The ADCA would establish strong data minimization requirements, prohibiting the collection, sale, sharing, or retention of personal information that is not necessary to provide the product or service. Children’s data that is necessarily collected may only be used for the reason for which it was collected. The ADCA would permit the collection of data solely for age verification purposes, but would minimize the use of data by prohibiting that data to be used for any purpose other than verifying user age. Moreover, the ADCA states that “Age assurance shall be proportionate to the risks and data practice of a service, product, or feature.”
Default Privacy Settings
When a minor accesses digital services, the ADCA would require covered entities to configure “all default privacy settings offered by the online service, product, or feature to the settings that offer a high level of privacy protection offered by the business.” “Default” is defined by the ADCA to mean “a preselected option adopted by the business for the online service, product, or feature.” Examples of settings that would be disabled by default include features that may profile children’s behavior, browsing history, or assume similarity to other children to offer detrimental material.
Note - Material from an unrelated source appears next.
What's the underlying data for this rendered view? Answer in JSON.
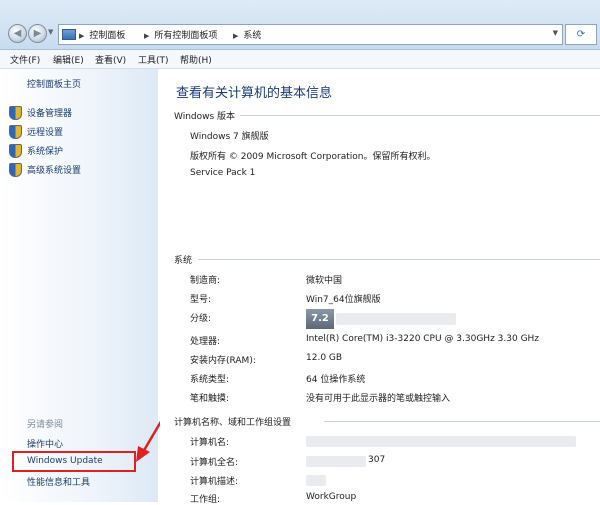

By default, the ADCA would bar a covered company from “collect[ing], sell[ing], or shar[ing] any precise geolocation information of children . . . unless the collection of that precise geolocation information is necessary.” Covered companies would be required to provide “an obvious sign to the child for the duration of that collection that precise geolocation information is being collected.” When any precise geolocation information is collected, it should only be for the limited time that the collection of the information is necessary.
Enforcement and Regulation
The ADCA would task the California Privacy Protection Agency (CPPA) with establishing the California Children’s Data Protection Taskforce (the “Taskforce”) and publishing privacy information, policies, and standards. The CPPA is an agency established through the CPRA for the purpose of implementing and enforcing the law. Under the ADCA, the Taskforce would be responsible for adopting regulations by April 1, 2024 and providing compliance guidance. The Taskforce would be assembled by April 1, 2023 and consist of members appointed by the CPPA. Members would consist of “Californians with expertise in the areas of privacy, physical health, mental health, and well-being, technology, and children’s rights.” Companies would have 3 months to comply with regulations produced by the taskforce prior to enforcement by the CPPA.
The ADCA would also require covered entities to undertake a Data Protection Impact Assessment (DPIA) for any product, service, or feature likely to be accessed by a child. This new requirement would be a large shift for entities as they would also be required to report the assessments to the CPPA and for review every 24 months or before new features are offered to the public. DPIAs can serve to strengthen enforcement of privacy laws, but are resource-consuming for both covered entities complying and regulators. The CPRA also requires risk assessments, but it is not clear whether these assessments will be filed with the CPPA, unlike the ADCA.
In proposing the ADCA, California expands the growing conversation on children’s online protection. Domestically and internationally, legislatures, policymakers, and advocates are attempting to balance the need for youth data protection and mitigating the negative effects of online content with the need for young minds to learn and explore. Federally, the FTC has also renewed its focus on children’s privacy. These efforts may further motivate Congress to push for more comprehensive federal children’s privacy protections and extend heightened protections to teens. Lawmakers in California and around the world have prioritized legislation that would establish individual protections, limit the potential harmful consequences of large-scale data collection and processing, and curtail abuses of targeted advertising and automated decision making.
The ADCA is currently pending in the California Senate Judiciary Committee and will be discussed in a committee hearing on June 28, 2022. Although the bill passed unanimously through the House, it is not yet clear how it will be received by the Senate and what revisions may be adopted. If the ADCA is passed and signed by the governor, it will shift the children’s data privacy landscape in the United States – many online services are based in California and nearly all have California users. For now, it remains to be seen whether the ADCA will emerge from the California Senate and, if it does, the provisions that may be amended in the process.